Calleden baissa légèrement la tête ; son expression se ferma un instant, comme si l’un des nuages de pluie au-dehors était passé dans le ciel de ses yeux. Le maître-gabier s’assit sur les marches qui menaient à l’estrade.
« La plupart du temps, expliqua-t-il d’un ton neutre, on essaie d’endommager la nef adverse. Le coup que chacun souhaite réussir est le fameux tir au coeur. Il perturbe l’ensemble des dispositifs directionnels de l'ennemi. Si les gréements ont été détruits, elle se retrouve à la dérive. Généralement, elle se rend et il ne reste plus qu’à signaler sa position aux charognards, les vaisseaux de lignes aménagés en remorqueur, pour qu'ils viennent la chercher. Un cœur, c’est un butin trop précieux pour le laisser perdre. La seconde stratégie est de faire monter la nef assez haut pour que son cœur se mette à vibrer et explose. On perd le butin, mais c’est radical pour se débarrasser d’un ennemi. »

Aldan savait déjà tout cela, mais il n’osait interrompre le maître-gabier.

« Le danger dans ces combats, ce sont les projectiles qui pleuvent sur la nef, qui défoncent la coque et les gréements. Nous autres, les gabiers, nous payons souvent le prix fort, parce que les adversaires visent principalement la mâture. La plupart du temps, nous sommes tellement pris par notre devoir que nous en oublions presque les boulets et la mitraille qui sifflent autour de nous.

— Je ne pense pas que je pourrais les oublier, souffla Burn nerveusement.

— C’est ce que tu crois. Mais tu verras : ce sera exactement la même chose pour toi. Je te souhaite surtout d’échapper aux abordages…

— En quoi est-ce pire ?

— Les vaisseaux de ligne ont des troupes à bord, qui repoussent ou attaquent l’ennemi pendant que les hommes d’équipage poursuivent leur tâche. Mais ce genre de combat n’est pas le nôtre. Nous frappons rapidement, nous repartons rapidement. Pourtant, parfois, on ne peut pas les éviter. En cas d'éperonnage, par exemple. Ou quand les nefs sont cernées de trop près pour utiliser leurs canons. Pour ces occasions-là, nous sommes entraînés à nous battre, mais ce sont des engagements qui causent autant de dommages aux deux côtés. Ils déciment presque aussi sûrement un équipage qu’une explosion en altitude… Et crois-moi, c'est une chose d'affronter l'adversaire à distance, mais c'en est une autre de combattre un autre homme face à face... »

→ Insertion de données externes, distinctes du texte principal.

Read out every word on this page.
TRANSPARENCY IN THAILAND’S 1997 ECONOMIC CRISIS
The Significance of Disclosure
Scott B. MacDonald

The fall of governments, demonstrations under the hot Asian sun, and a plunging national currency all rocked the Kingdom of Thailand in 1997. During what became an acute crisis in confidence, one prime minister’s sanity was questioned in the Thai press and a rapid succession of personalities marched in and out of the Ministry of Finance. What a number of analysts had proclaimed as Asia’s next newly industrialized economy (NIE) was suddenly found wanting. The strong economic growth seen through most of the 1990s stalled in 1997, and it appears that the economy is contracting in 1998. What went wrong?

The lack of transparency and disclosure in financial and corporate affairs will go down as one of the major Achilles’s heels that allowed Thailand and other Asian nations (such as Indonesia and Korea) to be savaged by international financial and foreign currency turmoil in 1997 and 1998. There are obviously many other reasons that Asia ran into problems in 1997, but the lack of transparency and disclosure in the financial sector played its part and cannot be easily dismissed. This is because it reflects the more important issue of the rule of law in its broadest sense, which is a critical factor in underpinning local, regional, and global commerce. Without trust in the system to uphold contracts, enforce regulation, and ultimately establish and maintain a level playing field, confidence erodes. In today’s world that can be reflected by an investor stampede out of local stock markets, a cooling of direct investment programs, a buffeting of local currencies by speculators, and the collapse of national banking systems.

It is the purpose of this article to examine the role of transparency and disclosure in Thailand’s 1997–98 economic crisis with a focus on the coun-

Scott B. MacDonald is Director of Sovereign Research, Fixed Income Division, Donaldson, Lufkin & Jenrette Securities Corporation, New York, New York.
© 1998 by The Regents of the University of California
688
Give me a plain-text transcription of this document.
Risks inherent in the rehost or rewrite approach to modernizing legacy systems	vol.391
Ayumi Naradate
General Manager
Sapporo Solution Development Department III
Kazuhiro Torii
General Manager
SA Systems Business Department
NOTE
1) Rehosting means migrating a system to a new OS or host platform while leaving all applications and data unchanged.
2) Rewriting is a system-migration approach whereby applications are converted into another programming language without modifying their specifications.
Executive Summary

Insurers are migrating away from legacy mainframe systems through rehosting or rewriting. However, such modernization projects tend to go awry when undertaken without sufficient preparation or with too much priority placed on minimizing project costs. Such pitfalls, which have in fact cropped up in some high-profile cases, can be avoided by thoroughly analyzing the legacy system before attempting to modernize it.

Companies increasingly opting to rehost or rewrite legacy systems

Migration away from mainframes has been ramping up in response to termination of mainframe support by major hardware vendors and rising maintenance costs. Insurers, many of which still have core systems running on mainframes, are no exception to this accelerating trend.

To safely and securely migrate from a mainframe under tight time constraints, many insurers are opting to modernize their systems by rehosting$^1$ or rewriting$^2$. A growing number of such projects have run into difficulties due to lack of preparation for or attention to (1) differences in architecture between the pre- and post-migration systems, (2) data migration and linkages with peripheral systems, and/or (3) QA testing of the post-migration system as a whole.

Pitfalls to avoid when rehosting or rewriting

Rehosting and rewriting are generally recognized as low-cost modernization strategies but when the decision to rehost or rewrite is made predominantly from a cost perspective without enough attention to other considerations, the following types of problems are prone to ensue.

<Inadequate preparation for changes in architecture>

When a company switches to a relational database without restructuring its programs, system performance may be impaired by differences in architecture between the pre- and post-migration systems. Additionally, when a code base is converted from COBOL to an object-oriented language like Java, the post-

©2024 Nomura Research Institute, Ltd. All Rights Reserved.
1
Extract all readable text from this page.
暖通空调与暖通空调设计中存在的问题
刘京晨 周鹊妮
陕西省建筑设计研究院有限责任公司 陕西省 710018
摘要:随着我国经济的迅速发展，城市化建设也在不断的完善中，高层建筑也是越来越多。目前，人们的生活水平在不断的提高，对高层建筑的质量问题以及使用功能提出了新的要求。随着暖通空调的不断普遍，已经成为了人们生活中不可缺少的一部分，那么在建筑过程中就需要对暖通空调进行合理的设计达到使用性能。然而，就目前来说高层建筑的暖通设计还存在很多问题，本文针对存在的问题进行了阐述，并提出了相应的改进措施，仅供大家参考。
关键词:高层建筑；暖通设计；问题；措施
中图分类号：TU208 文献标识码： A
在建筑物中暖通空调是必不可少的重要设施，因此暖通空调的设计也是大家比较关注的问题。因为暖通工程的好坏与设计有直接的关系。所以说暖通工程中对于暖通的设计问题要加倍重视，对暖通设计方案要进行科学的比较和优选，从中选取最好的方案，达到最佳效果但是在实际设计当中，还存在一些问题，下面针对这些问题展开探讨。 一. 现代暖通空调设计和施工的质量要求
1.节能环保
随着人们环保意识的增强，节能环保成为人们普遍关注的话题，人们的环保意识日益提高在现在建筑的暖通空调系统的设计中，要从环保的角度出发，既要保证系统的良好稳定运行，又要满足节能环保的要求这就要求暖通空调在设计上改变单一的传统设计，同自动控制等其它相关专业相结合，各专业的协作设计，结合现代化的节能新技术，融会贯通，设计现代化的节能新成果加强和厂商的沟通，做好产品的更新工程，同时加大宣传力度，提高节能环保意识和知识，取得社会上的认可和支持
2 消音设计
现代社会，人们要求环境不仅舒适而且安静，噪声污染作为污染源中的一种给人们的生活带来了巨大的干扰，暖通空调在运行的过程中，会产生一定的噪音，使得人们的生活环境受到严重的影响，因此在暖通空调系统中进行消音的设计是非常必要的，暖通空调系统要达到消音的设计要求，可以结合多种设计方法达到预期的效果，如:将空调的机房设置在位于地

Burn contempla de nouveau les tâches sur le plancher, témoignages des événements tragiques qu'avait traversés le Ferragon. Comme la plupart des Tramondiens, il connaissait les circonstances dramatiques dans lesquelles le mondrad aur’Commara avait gagné son commandement. Il posa sur le maître-gabier un regard empreint d’un profond respect.

Calleden se leva soudain ; sa main s’abattit sur l’épaule de Burn :

« Allons, ne fais pas cette tête-là, fit-il d’une voix amusée. La guerre est terminée, et il y a bien des chances que tu ne doives te contenter que de vols d’entraînement et de reconnaissance. À moins qu’on ne nous envoie faire de la figuration dans les colonies. Pas trop dur pour un début, non ? »

Aldan acquiesça ; le maître-gabier avait sans doute raison, mais son imagination demeura emplie du fracas des combats et de l’odeur âcre du sang versé.